Impensable à Ottawa

(Québec) Pendant que les politiciens à l'Assemblée nationale se querellaient sur la nomination des juges ou sur la corruption dans l'industrie de la construction, un petit groupe de neuf députés travaillait d'arrache-pied sur l'un des sujets les plus délicats, celui du droit de mourir dans la dignité. Des députés comme Véronique Hivon du Parti québécois, Maryse Gaudreault du Parti libéral et Amir Khadir de Québec solidaire. Leur rapport, déposé jeudi, témoigne de la capacité de nos élus de s'entendre lorsqu'ils s'éloignent du terrain miné de la période des questions.
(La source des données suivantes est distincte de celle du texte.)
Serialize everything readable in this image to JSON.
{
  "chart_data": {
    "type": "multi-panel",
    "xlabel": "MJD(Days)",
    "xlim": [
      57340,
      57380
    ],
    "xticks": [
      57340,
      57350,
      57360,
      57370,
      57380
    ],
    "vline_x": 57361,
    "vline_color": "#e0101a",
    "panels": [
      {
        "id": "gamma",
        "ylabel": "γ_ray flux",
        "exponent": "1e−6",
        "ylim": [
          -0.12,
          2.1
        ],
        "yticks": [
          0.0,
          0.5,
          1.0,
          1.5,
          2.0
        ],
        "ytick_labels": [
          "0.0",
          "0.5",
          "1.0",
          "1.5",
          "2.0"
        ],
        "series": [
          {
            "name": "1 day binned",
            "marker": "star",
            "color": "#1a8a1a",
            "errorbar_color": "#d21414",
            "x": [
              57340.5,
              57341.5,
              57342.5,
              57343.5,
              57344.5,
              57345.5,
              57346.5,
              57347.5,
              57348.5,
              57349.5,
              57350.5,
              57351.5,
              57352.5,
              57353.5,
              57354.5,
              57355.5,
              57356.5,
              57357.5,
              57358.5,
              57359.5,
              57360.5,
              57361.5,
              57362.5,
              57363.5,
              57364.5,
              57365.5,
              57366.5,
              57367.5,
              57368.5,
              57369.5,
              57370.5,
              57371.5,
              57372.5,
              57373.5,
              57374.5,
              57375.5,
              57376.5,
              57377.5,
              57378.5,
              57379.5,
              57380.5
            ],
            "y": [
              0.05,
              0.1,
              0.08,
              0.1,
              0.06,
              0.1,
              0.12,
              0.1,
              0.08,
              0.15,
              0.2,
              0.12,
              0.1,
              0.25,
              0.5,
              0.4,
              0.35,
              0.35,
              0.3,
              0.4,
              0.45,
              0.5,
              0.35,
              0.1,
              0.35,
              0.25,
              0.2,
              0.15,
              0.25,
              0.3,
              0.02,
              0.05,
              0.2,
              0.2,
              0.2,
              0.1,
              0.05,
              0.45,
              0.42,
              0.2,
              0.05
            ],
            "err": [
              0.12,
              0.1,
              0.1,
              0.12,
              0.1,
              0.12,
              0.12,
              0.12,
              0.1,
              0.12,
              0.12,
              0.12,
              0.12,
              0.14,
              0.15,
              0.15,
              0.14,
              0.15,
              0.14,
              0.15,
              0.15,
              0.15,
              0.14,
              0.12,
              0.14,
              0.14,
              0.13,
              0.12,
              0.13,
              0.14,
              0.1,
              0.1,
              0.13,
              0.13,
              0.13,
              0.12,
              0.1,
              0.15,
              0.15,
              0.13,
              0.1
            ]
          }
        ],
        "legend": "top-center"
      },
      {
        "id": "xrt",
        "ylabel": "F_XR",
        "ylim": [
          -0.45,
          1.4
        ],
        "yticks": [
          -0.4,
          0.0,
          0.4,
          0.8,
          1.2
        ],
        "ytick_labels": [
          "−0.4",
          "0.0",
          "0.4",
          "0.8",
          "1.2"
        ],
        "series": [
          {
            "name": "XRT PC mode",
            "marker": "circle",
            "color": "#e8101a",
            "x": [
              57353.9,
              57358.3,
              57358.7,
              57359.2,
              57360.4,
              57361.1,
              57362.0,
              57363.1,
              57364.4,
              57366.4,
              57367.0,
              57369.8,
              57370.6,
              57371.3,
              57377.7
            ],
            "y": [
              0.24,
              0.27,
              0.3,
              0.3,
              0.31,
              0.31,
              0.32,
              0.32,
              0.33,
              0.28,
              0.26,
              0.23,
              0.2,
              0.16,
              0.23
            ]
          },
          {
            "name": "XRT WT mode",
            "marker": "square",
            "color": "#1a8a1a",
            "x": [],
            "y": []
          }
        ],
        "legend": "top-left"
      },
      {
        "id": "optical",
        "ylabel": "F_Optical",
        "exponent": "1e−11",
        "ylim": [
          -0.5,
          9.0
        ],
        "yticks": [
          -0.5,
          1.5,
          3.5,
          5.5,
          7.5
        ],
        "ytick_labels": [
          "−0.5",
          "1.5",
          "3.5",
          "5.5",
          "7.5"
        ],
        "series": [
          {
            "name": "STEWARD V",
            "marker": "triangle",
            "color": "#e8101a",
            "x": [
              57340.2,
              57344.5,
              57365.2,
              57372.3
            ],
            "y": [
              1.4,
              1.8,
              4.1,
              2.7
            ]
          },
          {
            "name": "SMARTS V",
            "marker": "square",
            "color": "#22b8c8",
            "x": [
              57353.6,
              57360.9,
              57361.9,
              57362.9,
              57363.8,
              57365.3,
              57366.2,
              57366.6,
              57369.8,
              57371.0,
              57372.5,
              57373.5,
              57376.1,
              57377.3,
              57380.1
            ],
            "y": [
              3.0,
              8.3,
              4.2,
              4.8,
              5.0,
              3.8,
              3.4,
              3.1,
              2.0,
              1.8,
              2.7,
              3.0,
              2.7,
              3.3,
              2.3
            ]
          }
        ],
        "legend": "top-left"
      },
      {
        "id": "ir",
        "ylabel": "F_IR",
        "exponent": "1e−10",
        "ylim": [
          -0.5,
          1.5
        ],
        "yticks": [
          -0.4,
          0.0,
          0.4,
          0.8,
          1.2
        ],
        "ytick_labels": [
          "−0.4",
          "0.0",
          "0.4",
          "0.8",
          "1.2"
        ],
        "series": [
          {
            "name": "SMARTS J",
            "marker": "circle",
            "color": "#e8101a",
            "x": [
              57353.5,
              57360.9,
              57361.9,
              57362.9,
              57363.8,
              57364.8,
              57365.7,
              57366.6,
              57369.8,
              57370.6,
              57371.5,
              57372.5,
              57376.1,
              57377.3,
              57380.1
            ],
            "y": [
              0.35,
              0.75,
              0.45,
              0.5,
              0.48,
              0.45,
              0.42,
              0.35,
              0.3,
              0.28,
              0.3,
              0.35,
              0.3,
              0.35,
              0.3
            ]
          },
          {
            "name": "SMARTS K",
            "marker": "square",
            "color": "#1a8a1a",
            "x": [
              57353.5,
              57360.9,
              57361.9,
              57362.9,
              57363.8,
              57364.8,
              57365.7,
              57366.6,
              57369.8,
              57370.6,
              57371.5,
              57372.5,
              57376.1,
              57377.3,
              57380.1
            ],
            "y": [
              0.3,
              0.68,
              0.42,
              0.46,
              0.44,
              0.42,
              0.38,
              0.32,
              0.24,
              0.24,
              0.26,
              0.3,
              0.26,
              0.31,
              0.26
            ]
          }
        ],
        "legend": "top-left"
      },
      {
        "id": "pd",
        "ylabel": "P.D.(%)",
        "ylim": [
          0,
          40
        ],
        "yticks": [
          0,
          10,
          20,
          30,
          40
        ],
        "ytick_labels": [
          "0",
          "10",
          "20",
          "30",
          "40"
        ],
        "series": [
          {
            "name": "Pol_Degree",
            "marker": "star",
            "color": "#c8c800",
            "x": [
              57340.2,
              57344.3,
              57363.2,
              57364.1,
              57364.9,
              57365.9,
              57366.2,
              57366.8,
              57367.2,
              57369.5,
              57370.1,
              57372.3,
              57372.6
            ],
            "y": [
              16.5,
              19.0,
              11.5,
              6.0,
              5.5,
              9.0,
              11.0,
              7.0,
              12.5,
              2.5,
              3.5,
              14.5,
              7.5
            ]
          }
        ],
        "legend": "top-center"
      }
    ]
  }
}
N'allez pas croire que c'est une situation exceptionnelle. Il est fréquent de voir les députés collaborer étroitement en commission parlementaire. Mais le cas présent est exceptionnel parce qu'il a mené à un très large consensus sur un sujet d'une grande complexité. Un tel consensus serait malheureusement impensable chez nos parlementaires fédéraux, en raison de l'influence d'une certaine droite religieuse auprès du gouvernement Harper.

C'est d'ailleurs à ce blocage idéologique ailleurs au Canada que s'adresse la recommandation du numéro 20 de la commission spéciale de l'Assemblée nationale. Elle suggère «que le Procureur général du Québec émette des directives (sous la forme d'orientation et de mesures) au Directeur des poursuites criminelles et pénales afin qu'un médecin ayant pratiqué une aide médicale à mourir selon les critères prévus à la loi ne puisse faire l'objet de poursuites criminelles».

C'est la seule manière de contourner la juridiction fédérale sur le droit criminel. C'est le Québec qui a la responsabilité de l'administration de la justice et qui est responsable, à ce chapitre, de l'application du droit criminel. On donnera ainsi aux médecins la liberté d'esprit nécessaire pour prendre les bonnes décisions devant des patients en fin de vie, sans crainte de se faire traîner devant les tribunaux.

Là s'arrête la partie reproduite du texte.